Fountainboilers form vapor bubbles in the reservoir, which rise up the central tube, forcing liquid up and out of the jet(s) into the upper pool. Holes around the edge of the tube allow liquid from the pool to return to the reservoir, but this area is conical so that rising bubbles always go up the central tube. One rare form of fountain has a second, higher fountain which operates intermittently when liquid and vapor build up in the lower fountain, and it has a long drain pipe leading back to the reservoir.

Lavaboilers have a clear liquid and a colored oil. Vapor bubbles form in the oil, and rise swiftly to the top, surrounded by an invisible film of oil. Reaching the top, they pop and the oil reforms into little globules which float back down and are bounced about by the rising bubbles. Most but not all of these share two traits: a ring of foil at the top which hides the liquid level (and the conversion from clear bubble to colored globule) and various sorts of indentations in the glass which serve to bounce the bubbles around. A few lack one, the other, or both. Lavaboilers with beads do not have indentations but, rather, have a layer of glass beads in the oil which break up the rising bubbles, making for smaller bubbles in larger numbers.

Glitterboilers put a boiler inside a glitter lamp, wherein mylar glitter floats around on the convection currents formed in the liquid. Some of these have normal fill-boil-drain boilers, while others simply percolate continuously.

Lava fountains use clear liquid and colored oil like a lavaboiler, but use the vapor bubble principle of a fountain to push geysers of oil upward or force tiny steams of oil bubbles out of little jets into the clear liquid.

Bubblers operate on the principle of a Christmas or jukebox bubble tube: vapor bubbles form and rise to the top. These have lots and lots of bubbles due to the use of "bumpers" (usually beads, in one lamp porous lava gravel) which give lots of surface area on which the bubbles form.

Handboilers are just that: operated by holding them in your hand. The love meter has a graduated scale with things like "boring", "exciting", "on fire", "passionate" etc. in French. One model can raise the liquid in three successive stages if one's hand is placed around each bulb in succession. Many of these were made in Taiwan, Japan etc. but here are only French models.

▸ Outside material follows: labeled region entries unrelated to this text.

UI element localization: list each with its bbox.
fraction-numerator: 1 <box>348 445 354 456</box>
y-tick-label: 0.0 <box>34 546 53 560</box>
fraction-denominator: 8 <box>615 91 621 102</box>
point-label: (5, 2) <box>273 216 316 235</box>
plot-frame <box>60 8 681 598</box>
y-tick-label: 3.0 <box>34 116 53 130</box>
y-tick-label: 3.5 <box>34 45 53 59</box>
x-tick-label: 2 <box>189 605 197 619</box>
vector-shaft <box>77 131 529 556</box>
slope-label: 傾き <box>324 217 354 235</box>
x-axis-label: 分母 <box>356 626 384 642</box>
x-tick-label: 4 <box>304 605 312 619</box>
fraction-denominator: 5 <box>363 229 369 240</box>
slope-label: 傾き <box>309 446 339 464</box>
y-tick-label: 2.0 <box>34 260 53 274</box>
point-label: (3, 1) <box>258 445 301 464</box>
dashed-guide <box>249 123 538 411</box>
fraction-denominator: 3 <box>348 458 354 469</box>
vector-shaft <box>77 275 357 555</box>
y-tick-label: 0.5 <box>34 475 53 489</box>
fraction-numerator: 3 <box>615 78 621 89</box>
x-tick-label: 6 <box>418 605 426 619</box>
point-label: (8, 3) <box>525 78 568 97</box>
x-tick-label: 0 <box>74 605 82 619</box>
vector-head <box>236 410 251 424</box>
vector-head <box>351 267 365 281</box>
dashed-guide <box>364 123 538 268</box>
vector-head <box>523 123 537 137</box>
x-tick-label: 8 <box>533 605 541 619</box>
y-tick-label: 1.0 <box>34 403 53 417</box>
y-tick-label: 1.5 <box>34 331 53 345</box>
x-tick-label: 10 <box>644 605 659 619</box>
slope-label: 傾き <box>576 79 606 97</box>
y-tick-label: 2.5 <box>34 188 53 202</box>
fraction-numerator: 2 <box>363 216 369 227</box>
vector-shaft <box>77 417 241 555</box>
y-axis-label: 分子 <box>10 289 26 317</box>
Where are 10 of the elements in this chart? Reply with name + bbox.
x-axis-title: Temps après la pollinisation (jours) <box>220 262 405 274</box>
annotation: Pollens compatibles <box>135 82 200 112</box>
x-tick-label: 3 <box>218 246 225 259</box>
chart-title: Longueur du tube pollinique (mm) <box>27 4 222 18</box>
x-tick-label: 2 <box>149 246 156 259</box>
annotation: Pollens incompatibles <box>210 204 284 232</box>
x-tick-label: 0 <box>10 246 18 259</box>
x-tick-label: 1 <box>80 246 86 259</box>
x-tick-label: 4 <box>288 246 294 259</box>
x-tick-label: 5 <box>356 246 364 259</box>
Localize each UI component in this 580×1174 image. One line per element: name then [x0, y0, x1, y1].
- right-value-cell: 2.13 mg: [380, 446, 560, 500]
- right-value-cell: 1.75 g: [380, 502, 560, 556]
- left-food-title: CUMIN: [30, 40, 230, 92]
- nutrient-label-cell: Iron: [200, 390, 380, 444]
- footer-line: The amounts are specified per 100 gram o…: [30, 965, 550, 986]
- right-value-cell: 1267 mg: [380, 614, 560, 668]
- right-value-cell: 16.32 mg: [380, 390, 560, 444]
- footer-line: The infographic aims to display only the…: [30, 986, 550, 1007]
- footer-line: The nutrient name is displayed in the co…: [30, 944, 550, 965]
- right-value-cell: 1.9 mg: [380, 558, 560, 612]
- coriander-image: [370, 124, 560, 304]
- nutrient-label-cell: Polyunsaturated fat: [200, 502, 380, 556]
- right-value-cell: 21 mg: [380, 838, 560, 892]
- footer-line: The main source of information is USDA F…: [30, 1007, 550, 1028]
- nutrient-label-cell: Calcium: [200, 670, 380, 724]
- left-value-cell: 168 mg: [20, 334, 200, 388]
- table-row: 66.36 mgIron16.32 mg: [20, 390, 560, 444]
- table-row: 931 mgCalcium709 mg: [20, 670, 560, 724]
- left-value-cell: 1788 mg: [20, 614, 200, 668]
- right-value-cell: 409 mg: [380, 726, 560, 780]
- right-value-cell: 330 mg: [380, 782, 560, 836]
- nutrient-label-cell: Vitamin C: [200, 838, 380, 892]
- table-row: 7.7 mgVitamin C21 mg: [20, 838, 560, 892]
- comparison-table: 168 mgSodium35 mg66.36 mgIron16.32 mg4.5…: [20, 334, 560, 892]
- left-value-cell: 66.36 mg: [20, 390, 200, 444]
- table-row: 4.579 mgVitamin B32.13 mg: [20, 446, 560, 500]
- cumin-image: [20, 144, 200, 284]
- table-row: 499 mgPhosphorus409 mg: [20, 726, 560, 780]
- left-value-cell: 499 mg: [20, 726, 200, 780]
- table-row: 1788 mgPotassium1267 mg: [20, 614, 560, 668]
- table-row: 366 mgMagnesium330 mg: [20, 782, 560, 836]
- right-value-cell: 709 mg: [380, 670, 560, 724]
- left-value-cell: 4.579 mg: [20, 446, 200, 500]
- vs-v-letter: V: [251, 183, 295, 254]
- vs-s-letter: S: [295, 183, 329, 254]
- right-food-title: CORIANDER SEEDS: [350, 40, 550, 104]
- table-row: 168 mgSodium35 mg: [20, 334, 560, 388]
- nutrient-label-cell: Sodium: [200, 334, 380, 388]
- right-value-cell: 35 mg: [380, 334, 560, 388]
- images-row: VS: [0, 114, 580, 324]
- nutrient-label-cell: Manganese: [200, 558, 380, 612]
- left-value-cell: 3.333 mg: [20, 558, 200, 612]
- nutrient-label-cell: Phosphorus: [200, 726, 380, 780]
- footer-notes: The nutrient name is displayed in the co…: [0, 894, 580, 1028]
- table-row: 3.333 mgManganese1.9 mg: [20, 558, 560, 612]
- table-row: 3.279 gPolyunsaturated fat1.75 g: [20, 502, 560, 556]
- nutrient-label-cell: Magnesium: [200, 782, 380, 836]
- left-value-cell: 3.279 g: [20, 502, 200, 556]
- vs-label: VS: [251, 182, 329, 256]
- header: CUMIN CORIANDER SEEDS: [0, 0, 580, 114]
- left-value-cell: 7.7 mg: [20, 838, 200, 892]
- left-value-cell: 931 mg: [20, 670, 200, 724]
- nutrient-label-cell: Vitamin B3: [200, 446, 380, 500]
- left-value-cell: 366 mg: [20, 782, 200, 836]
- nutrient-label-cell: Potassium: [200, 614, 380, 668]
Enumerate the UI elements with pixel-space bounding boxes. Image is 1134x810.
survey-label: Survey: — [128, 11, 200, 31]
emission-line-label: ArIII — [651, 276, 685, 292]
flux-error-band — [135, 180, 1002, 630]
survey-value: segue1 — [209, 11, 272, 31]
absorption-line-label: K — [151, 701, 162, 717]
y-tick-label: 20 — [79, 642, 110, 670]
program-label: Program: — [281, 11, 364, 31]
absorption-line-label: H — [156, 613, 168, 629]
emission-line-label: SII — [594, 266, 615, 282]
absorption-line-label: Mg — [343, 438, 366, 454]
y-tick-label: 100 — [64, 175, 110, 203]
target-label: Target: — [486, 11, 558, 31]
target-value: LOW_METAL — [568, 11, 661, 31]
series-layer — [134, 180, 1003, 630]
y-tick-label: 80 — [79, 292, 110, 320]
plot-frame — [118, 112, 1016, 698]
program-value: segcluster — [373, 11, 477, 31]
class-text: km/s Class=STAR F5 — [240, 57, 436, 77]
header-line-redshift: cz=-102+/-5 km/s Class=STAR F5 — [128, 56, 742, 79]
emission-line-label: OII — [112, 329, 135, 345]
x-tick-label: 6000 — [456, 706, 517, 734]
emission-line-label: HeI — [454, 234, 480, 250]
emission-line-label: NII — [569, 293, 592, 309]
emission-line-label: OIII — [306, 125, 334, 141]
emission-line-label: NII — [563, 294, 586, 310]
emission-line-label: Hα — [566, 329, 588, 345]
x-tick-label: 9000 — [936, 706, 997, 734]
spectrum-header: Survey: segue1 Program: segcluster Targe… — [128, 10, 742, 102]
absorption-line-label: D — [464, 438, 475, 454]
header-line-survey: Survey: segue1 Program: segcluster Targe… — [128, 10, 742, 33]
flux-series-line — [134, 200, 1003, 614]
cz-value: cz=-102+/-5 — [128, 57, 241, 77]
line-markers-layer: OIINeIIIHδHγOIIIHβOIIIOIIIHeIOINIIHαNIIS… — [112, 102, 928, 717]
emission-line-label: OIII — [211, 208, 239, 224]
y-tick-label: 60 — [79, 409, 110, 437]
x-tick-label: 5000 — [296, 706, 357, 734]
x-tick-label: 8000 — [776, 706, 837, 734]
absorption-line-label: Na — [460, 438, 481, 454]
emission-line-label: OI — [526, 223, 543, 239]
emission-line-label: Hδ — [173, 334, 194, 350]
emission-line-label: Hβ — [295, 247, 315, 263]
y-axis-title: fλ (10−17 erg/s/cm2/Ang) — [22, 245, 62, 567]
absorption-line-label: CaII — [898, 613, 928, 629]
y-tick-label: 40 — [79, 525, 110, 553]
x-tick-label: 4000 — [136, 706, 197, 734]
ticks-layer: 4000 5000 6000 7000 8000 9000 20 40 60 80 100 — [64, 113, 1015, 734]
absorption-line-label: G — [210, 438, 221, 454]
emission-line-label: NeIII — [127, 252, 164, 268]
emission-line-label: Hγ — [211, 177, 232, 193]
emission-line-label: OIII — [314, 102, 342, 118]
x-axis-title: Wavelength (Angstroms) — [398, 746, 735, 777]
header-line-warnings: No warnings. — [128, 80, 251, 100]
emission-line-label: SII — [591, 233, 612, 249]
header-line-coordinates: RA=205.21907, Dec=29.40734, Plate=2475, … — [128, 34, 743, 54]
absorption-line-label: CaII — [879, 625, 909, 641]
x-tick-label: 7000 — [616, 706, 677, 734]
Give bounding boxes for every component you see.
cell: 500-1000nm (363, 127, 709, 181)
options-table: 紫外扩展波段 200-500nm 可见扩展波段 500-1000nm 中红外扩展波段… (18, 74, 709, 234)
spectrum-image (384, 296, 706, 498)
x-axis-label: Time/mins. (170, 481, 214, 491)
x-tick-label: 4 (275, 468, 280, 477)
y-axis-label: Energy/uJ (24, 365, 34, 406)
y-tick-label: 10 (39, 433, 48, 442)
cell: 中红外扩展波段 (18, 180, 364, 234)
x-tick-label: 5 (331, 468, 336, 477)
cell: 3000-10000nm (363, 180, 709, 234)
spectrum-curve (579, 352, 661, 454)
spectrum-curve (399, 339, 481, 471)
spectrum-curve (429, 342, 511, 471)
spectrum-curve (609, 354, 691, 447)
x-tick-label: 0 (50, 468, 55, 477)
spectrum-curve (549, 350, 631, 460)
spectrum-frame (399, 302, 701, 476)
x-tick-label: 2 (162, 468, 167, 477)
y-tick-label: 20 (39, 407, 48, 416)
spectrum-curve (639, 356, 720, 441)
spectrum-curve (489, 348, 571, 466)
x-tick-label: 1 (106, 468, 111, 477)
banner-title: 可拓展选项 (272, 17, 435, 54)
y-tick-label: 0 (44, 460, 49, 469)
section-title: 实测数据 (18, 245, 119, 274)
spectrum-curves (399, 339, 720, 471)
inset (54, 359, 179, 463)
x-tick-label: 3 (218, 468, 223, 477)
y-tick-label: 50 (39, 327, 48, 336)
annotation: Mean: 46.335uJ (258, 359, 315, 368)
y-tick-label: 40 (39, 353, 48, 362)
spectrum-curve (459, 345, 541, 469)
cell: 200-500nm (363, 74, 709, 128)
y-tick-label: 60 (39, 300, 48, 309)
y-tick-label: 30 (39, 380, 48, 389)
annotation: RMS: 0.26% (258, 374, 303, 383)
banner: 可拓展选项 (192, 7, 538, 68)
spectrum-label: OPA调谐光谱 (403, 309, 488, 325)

I include French liquid hourglasses because they were likely created by artists who also made boilers. One must be upended to fill, while the other has twin hourglasses attached at the center and metal end caps and can simply be flipped upside-down.

New copies of this list will be uploaded every so often as more lamps are added. Note that some lamps hide the bulb with a wrap of silver foil, some use a frosted surface inside the bulb compartment, while a few use both and a few others have neither. Those with metal bases can be lifted out of or off the base to change the bulb, while entirely-glass ones are lifted off the table and the socket slid out of the open bottom.